Final Regulations Clarify Employment Tax Treatment of Partners in Partnership That Owns Disregarded
The IRS has released final regulations that clarify the employment tax treatment of partners in a partnership that owns a disregarded entity.
The Treasury Department and the IRS had issued the temporary regulations ( T.D. 9766) to clarify that the rule that a disregarded entity is treated as a corporation for employment tax purposes does not apply to the self-employment tax treatment of any individuals who are partners in a partnership that owns a disregarded entity. The temporary regulations continued to explicitly provide that the owner of a disregarded entity who is treated as a sole proprietor for income tax purposes is subject to self-employment taxes. A notice of proposed rule making ( REG-114307-15) cross-referencing T.D. 9766was published on the same day.
The final regulations adopt the proposed regulations as amended.

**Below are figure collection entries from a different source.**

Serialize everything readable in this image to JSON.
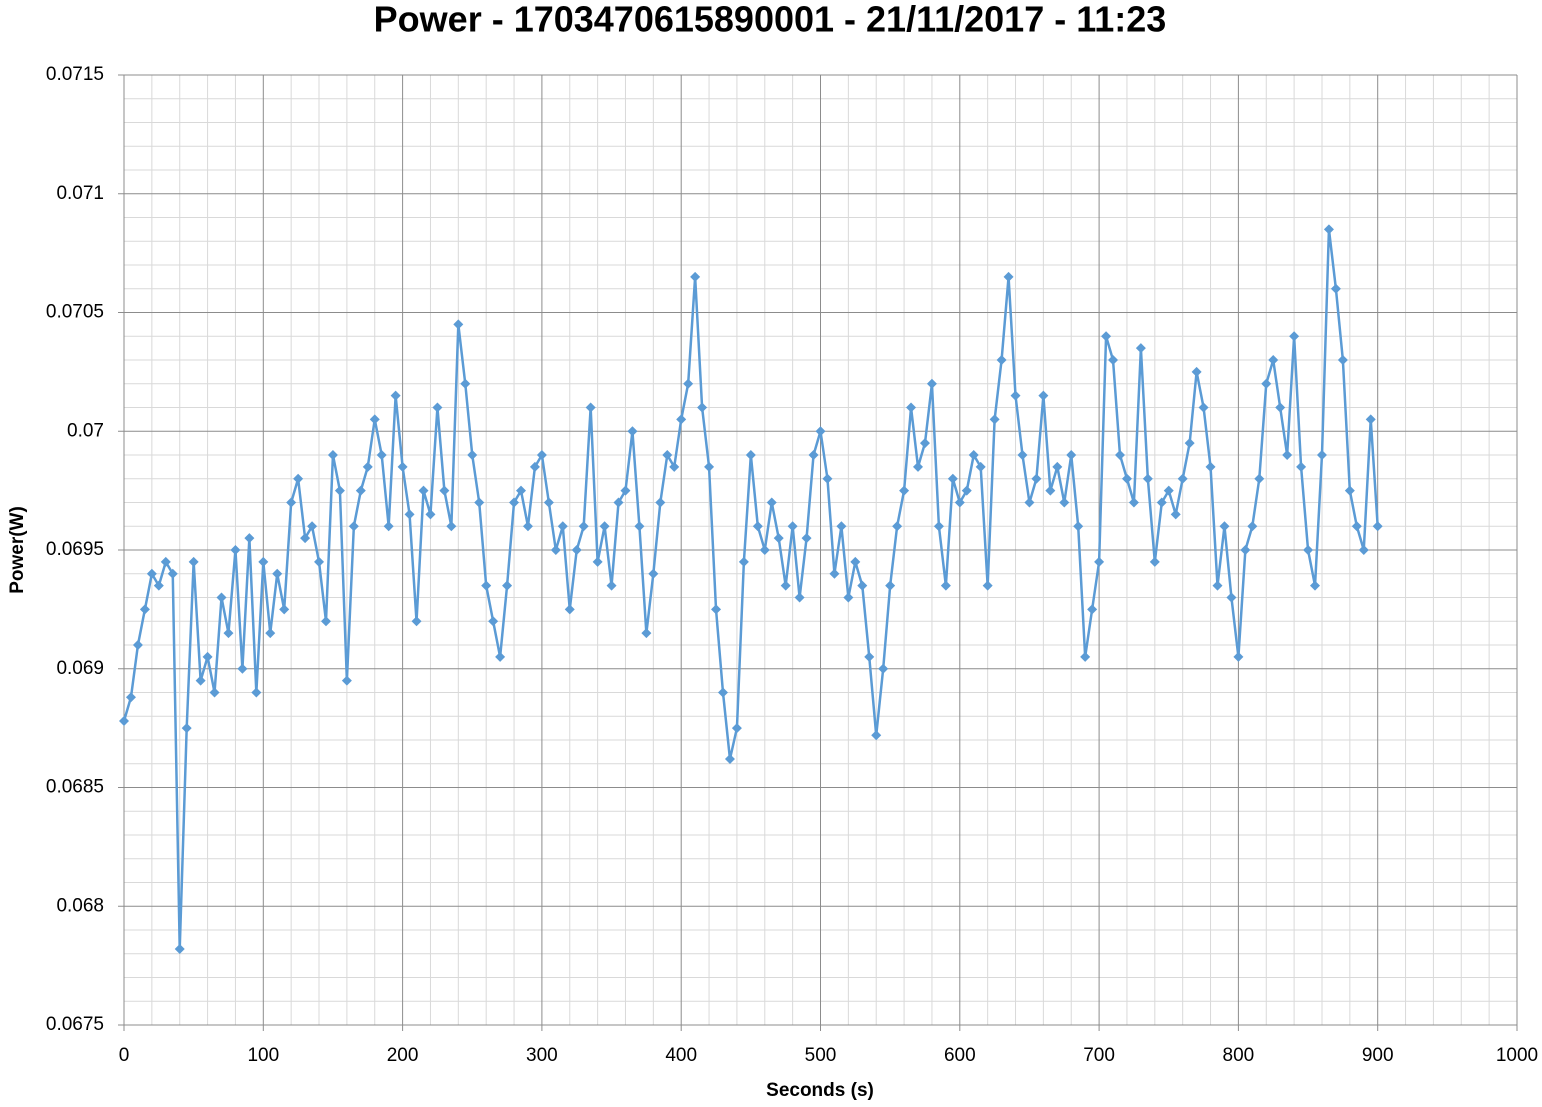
{
  "chart_data": {
    "type": "line",
    "title": "Power - 1703470615890001 - 21/11/2017 - 11:23",
    "x_label": "Seconds (s)",
    "y_label": "Power(W)",
    "color": "#5b9bd5",
    "grid": true,
    "minor_grid": true,
    "markers": "diamond",
    "xlim": [
      0,
      1000
    ],
    "xticks": [
      0,
      100,
      200,
      300,
      400,
      500,
      600,
      700,
      800,
      900,
      1000
    ],
    "ylim": [
      0.0675,
      0.0715
    ],
    "yticks": [
      0.0675,
      0.068,
      0.0685,
      0.069,
      0.0695,
      0.07,
      0.0705,
      0.071,
      0.0715
    ],
    "x": [
      0,
      5,
      10,
      15,
      20,
      25,
      30,
      35,
      40,
      45,
      50,
      55,
      60,
      65,
      70,
      75,
      80,
      85,
      90,
      95,
      100,
      105,
      110,
      115,
      120,
      125,
      130,
      135,
      140,
      145,
      150,
      155,
      160,
      165,
      170,
      175,
      180,
      185,
      190,
      195,
      200,
      205,
      210,
      215,
      220,
      225,
      230,
      235,
      240,
      245,
      250,
      255,
      260,
      265,
      270,
      275,
      280,
      285,
      290,
      295,
      300,
      305,
      310,
      315,
      320,
      325,
      330,
      335,
      340,
      345,
      350,
      355,
      360,
      365,
      370,
      375,
      380,
      385,
      390,
      395,
      400,
      405,
      410,
      415,
      420,
      425,
      430,
      435,
      440,
      445,
      450,
      455,
      460,
      465,
      470,
      475,
      480,
      485,
      490,
      495,
      500,
      505,
      510,
      515,
      520,
      525,
      530,
      535,
      540,
      545,
      550,
      555,
      560,
      565,
      570,
      575,
      580,
      585,
      590,
      595,
      600,
      605,
      610,
      615,
      620,
      625,
      630,
      635,
      640,
      645,
      650,
      655,
      660,
      665,
      670,
      675,
      680,
      685,
      690,
      695,
      700,
      705,
      710,
      715,
      720,
      725,
      730,
      735,
      740,
      745,
      750,
      755,
      760,
      765,
      770,
      775,
      780,
      785,
      790,
      795,
      800,
      805,
      810,
      815,
      820,
      825,
      830,
      835,
      840,
      845,
      850,
      855,
      860,
      865,
      870,
      875,
      880,
      885,
      890,
      895,
      900
    ],
    "values": [
      0.06878,
      0.06888,
      0.0691,
      0.06925,
      0.0694,
      0.06935,
      0.06945,
      0.0694,
      0.06782,
      0.06875,
      0.06945,
      0.06895,
      0.06905,
      0.0689,
      0.0693,
      0.06915,
      0.0695,
      0.069,
      0.06955,
      0.0689,
      0.06945,
      0.06915,
      0.0694,
      0.06925,
      0.0697,
      0.0698,
      0.06955,
      0.0696,
      0.06945,
      0.0692,
      0.0699,
      0.06975,
      0.06895,
      0.0696,
      0.06975,
      0.06985,
      0.07005,
      0.0699,
      0.0696,
      0.07015,
      0.06985,
      0.06965,
      0.0692,
      0.06975,
      0.06965,
      0.0701,
      0.06975,
      0.0696,
      0.07045,
      0.0702,
      0.0699,
      0.0697,
      0.06935,
      0.0692,
      0.06905,
      0.06935,
      0.0697,
      0.06975,
      0.0696,
      0.06985,
      0.0699,
      0.0697,
      0.0695,
      0.0696,
      0.06925,
      0.0695,
      0.0696,
      0.0701,
      0.06945,
      0.0696,
      0.06935,
      0.0697,
      0.06975,
      0.07,
      0.0696,
      0.06915,
      0.0694,
      0.0697,
      0.0699,
      0.06985,
      0.07005,
      0.0702,
      0.07065,
      0.0701,
      0.06985,
      0.06925,
      0.0689,
      0.06862,
      0.06875,
      0.06945,
      0.0699,
      0.0696,
      0.0695,
      0.0697,
      0.06955,
      0.06935,
      0.0696,
      0.0693,
      0.06955,
      0.0699,
      0.07,
      0.0698,
      0.0694,
      0.0696,
      0.0693,
      0.06945,
      0.06935,
      0.06905,
      0.06872,
      0.069,
      0.06935,
      0.0696,
      0.06975,
      0.0701,
      0.06985,
      0.06995,
      0.0702,
      0.0696,
      0.06935,
      0.0698,
      0.0697,
      0.06975,
      0.0699,
      0.06985,
      0.06935,
      0.07005,
      0.0703,
      0.07065,
      0.07015,
      0.0699,
      0.0697,
      0.0698,
      0.07015,
      0.06975,
      0.06985,
      0.0697,
      0.0699,
      0.0696,
      0.06905,
      0.06925,
      0.06945,
      0.0704,
      0.0703,
      0.0699,
      0.0698,
      0.0697,
      0.07035,
      0.0698,
      0.06945,
      0.0697,
      0.06975,
      0.06965,
      0.0698,
      0.06995,
      0.07025,
      0.0701,
      0.06985,
      0.06935,
      0.0696,
      0.0693,
      0.06905,
      0.0695,
      0.0696,
      0.0698,
      0.0702,
      0.0703,
      0.0701,
      0.0699,
      0.0704,
      0.06985,
      0.0695,
      0.06935,
      0.0699,
      0.07085,
      0.0706,
      0.0703,
      0.06975,
      0.0696,
      0.0695,
      0.07005,
      0.0696
    ]
  }
}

The corresponding temporary regulations are removed.
These regulations affect partners in a partnership that owns a disregarded entity, and contain amendments to 26 CFR part 301. Generally, under Reg. §301.7701-2(c)(2)(i) and except as otherwise provided, a business entity that has a single owner and is not a corporation under Reg. §301.7701-2(b)is disregarded as an entity separate from its owner (a disregarded entity). However, Reg. §301.7701-2(c)(2)(iv)(B) treats a disregarded entity as a corporation for purposes of employment taxes imposed under Subtitle C of the Internal Revenue Code. This exception to the treatment of disregarded entities does not apply to taxes imposed under Subtitle A of the Code, including self-employment taxes.
These regulations are effective on July 2, 2019.